Kyu C. Lee is a movie producer, entrepreneur and CEO. With 10 years experience at Sony Pictures Entertainment he’s overseen movies including Spider-Man, 007, and Hitch, to name a few. We caught up with the talented film producer to talk about his career, experiences, and the future of Korean film…

Kyu C. Lee interview by Jenny Medlicott

Hey Kyu, thank you so much for taking the time out (of what I’m sure is a very busy schedule) to chat with me today. To kick things off, how are you, what have you been up to lately?

I’ve just really been focusing on developing, maintaining momentum and managing our companies, Artist Company and Artist Studio, the past several months.  It’s definitely been a magic carpet ride with Squid Game, The Silent Sea and All of Us Are Dead – an absolute thrill to have our talent, Lee Jung-jae, Jung Woo-sung and Cho Yi-hyun receive their well deserved recognition!

So how did your career start in the film industry, what were the early days like?

I started as an assistant in the creative advertising department, specifically trailer editorial, supporting the VP of marketing services and our team of editors. It was the very beginning of my adulthood and professional career, so everything was exciting.  I was super naive and just really inspired, motivated and blessed to work for a legendary company – often running into personalities you could only see on TV!  It was surreal..

Obviously you spent a long time at Sony Pictures Entertainment, your IMDB profile describes you as a veteran – how did it feel to leave after so many years at Sony?

Yes, 10 years in fact.  Leaving Sony was like leaving home for the first time or graduating from college – bittersweet?  It was also quite scary because I was leaving such an awesome job. But I also wanted to challenge myself and test my limits.

You’ve overseen some pretty huge titles throughout your career, what was it like to work on so many huge names? Any favourite moments?

I’ve definitely had the honor to participate in many titles Sony has produced, marketed and distributed over the years. We had an amazing run with the Spider-Man franchise, 007 and a handful of romantic comedies, which is my favorite genre of them all – The Holiday, Something’s Gotta Give, Hitch, 50 First Dates to name just a few. Attending filming locations, premieres and meeting so many incredible people from all around the world was an experience of a lifetime.

The highlight of my career at Sony would have to be having the opportunity to be the assistant to the Vice-Chairman for 5 years. I had the privilege of experiencing first-hand how a Hollywood studio is operated from top to bottom.  The information, strategies, network, politics and unbelievable opportunities and experiences were second to none.  I can’t reveal too much though…
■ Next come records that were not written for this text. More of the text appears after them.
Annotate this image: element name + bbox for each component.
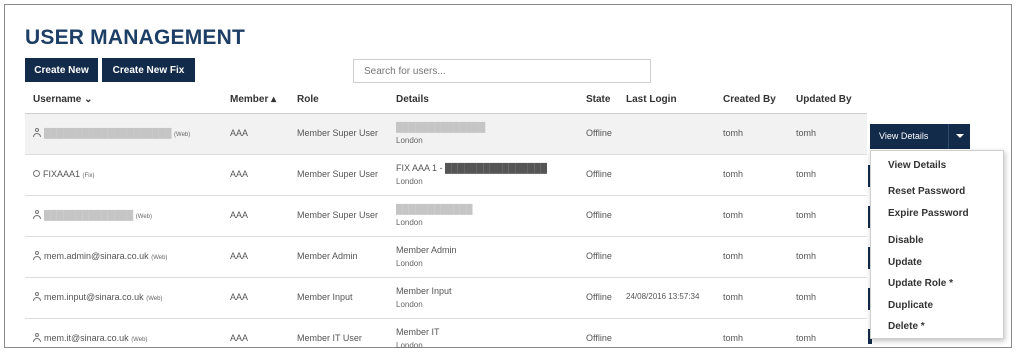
location-cell: London <box>396 259 423 268</box>
user-icon <box>33 333 41 342</box>
column-header-username[interactable]: Username ⌄ <box>33 94 93 105</box>
menu-item-duplicate[interactable]: Duplicate <box>888 300 933 311</box>
created-by-cell: tomh <box>723 333 744 343</box>
role-cell: Member Super User <box>297 128 379 138</box>
chevron-down-icon[interactable] <box>948 124 970 149</box>
table-row[interactable]: mem.input@sinara.co.uk (Web) AAA Member … <box>25 278 867 319</box>
username-cell: ████████████████████ <box>44 128 172 138</box>
location-cell: London <box>396 136 423 145</box>
user-type-tag: (Web) <box>146 296 163 302</box>
column-header-created-by[interactable]: Created By <box>723 94 776 105</box>
create-new-button[interactable]: Create New <box>25 58 98 82</box>
column-header-details[interactable]: Details <box>396 94 429 105</box>
location-cell: London <box>396 177 423 186</box>
table-row[interactable]: mem.admin@sinara.co.uk (Web) AAA Member … <box>25 237 867 278</box>
user-type-tag: (Web) <box>151 255 168 261</box>
location-cell: London <box>396 341 423 350</box>
state-cell: Offline <box>586 128 612 138</box>
created-by-cell: tomh <box>723 169 744 179</box>
user-icon <box>33 251 41 260</box>
last-login-cell: 24/08/2016 13:57:34 <box>626 292 700 301</box>
username-cell: mem.input@sinara.co.uk <box>44 292 144 302</box>
details-cell: Member IT <box>396 327 440 337</box>
user-icon <box>33 210 41 219</box>
state-cell: Offline <box>586 251 612 261</box>
member-cell: AAA <box>230 251 249 261</box>
created-by-cell: tomh <box>723 292 744 302</box>
table-row[interactable]: FIXAAA1 (Fix) AAA Member Super User FIX … <box>25 155 867 196</box>
created-by-cell: tomh <box>723 251 744 261</box>
role-cell: Member Input <box>297 292 353 302</box>
menu-item-update-role[interactable]: Update Role * <box>888 278 953 289</box>
fix-user-icon <box>33 170 40 177</box>
username-cell: FIXAAA1 <box>43 169 81 179</box>
user-type-tag: (Fix) <box>82 173 95 179</box>
updated-by-cell: tomh <box>796 210 817 220</box>
column-header-member[interactable]: Member ▴ <box>230 94 276 105</box>
search-input[interactable] <box>353 59 651 83</box>
state-cell: Offline <box>586 333 612 343</box>
user-type-tag: (Web) <box>131 337 148 343</box>
column-header-last-login[interactable]: Last Login <box>626 94 677 105</box>
table-row[interactable]: ████████████████████ (Web) AAA Member Su… <box>25 114 867 155</box>
username-cell: ██████████████ <box>44 210 134 220</box>
page-title: USER MANAGEMENT <box>25 26 246 49</box>
user-icon <box>33 292 41 301</box>
details-cell: Member Input <box>396 286 452 296</box>
role-cell: Member Super User <box>297 169 379 179</box>
state-cell: Offline <box>586 210 612 220</box>
member-cell: AAA <box>230 128 249 138</box>
state-cell: Offline <box>586 292 612 302</box>
details-cell: ████████████ <box>396 204 473 214</box>
details-cell: Member Admin <box>396 245 457 255</box>
user-type-tag: (Web) <box>135 214 153 220</box>
view-details-split-button[interactable]: View Details <box>870 124 970 149</box>
created-by-cell: tomh <box>723 128 744 138</box>
column-header-role[interactable]: Role <box>297 94 319 105</box>
table-row[interactable]: ██████████████ (Web) AAA Member Super Us… <box>25 196 867 237</box>
column-header-state[interactable]: State <box>586 94 610 105</box>
menu-item-expire-password[interactable]: Expire Password <box>888 208 969 219</box>
menu-item-disable[interactable]: Disable <box>888 235 924 246</box>
member-cell: AAA <box>230 210 249 220</box>
menu-item-delete[interactable]: Delete * <box>888 321 925 332</box>
role-cell: Member Admin <box>297 251 358 261</box>
member-cell: AAA <box>230 169 249 179</box>
updated-by-cell: tomh <box>796 128 817 138</box>
details-cell: ██████████████ <box>396 122 486 132</box>
location-cell: London <box>396 218 423 227</box>
member-cell: AAA <box>230 333 249 343</box>
user-icon <box>33 128 41 137</box>
row-actions-menu: View Details Reset Password Expire Passw… <box>870 150 1004 339</box>
view-details-button[interactable]: View Details <box>879 131 928 141</box>
state-cell: Offline <box>586 169 612 179</box>
create-new-fix-button[interactable]: Create New Fix <box>102 58 195 82</box>
updated-by-cell: tomh <box>796 251 817 261</box>
updated-by-cell: tomh <box>796 333 817 343</box>
updated-by-cell: tomh <box>796 292 817 302</box>
user-type-tag: (Web) <box>174 132 191 138</box>
menu-item-update[interactable]: Update <box>888 257 922 268</box>
member-cell: AAA <box>230 292 249 302</box>
menu-item-view-details[interactable]: View Details <box>888 160 946 171</box>
column-header-updated-by[interactable]: Updated By <box>796 94 852 105</box>
location-cell: London <box>396 300 423 309</box>
details-cell: FIX AAA 1 - ████████████████ <box>396 163 548 173</box>
username-cell: mem.it@sinara.co.uk <box>44 333 129 343</box>
updated-by-cell: tomh <box>796 169 817 179</box>
menu-item-reset-password[interactable]: Reset Password <box>888 186 965 197</box>
role-cell: Member Super User <box>297 210 379 220</box>
username-cell: mem.admin@sinara.co.uk <box>44 251 149 261</box>
role-cell: Member IT User <box>297 333 362 343</box>
created-by-cell: tomh <box>723 210 744 220</box>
Do you ever find this line of work overwhelming?

Absolutely.  There is always the pressure to create the best project possible, given the  expectations that need to be met to extend your lifetime in this business. You never want to let your investors, supporters, distributers and, most importantly, the fans down. We are also in the popularity contest, you know, it comes with the territory! So we’ve got to be on our game at all times. It’s a highly demanding business.

Korean filmography has begun to establish a pretty impressive global reputation for itself lately, what’s it been like to see it finally receive global recognition?

To receive recognition is always an honor, no matter how big or small the award. For me personally, it’s been a long time coming, having been in this business for the past 24 years.

Throughout the years and from my own experiences, I have seen and been apart of flashes of recognition and success. But to now see Asian content maintain momentum and appear on the regular – especially Korean dramas – I am ecstatic and extremely proud of all the hard work everyone has put in, refusing to give up and continuing to grind.

In this kind of industry, growing success usually comes with growing pressure to keep improving. Is this something you personally feel?

Of course. Uncle Ben once said, “with great power comes great responsibility.”  Thanks to the global streaming platforms – Netflix, Apple TV+, Disney+, HBO Max, Amazon etc. – our content is now available around the world from one click of your remote, whenever you please.

We’ve built a strong fanbase from all walks of life and now all eyes are on us.  It is our responsibility to continue to create more content. But now that there are expectations we need to maintain, it is imperative that we produce even higher quality content that our viewers are going to enjoy now and even 50 years in the future.

How do you want to see the Korean film and TV industry progress moving forward?

As I said earlier, I want Korean content to be continous and always sought after. I want it to be a constant craving that’s a routine and standard part of everyone’s lives, in the same way we grew up watching Hollywood films.

And what are some of your goals for the future, in your career or even your personal life?

My dreams and goals change constantly. At the beginning of my career, the dream was to build enough experience, influence and power to create opportunities for my friends and family that deserve the chance to succeed on the main stage. Promoting Asian talent (ie: directors, actors, producers, hair, makeup, stylists, etc) is a mission I have always been on and still am today. But as OTT has turned the tables of opportunity around the world, my present goals are to bring the world to us and show everyone how much excitement and value Korea has to offer. Join us!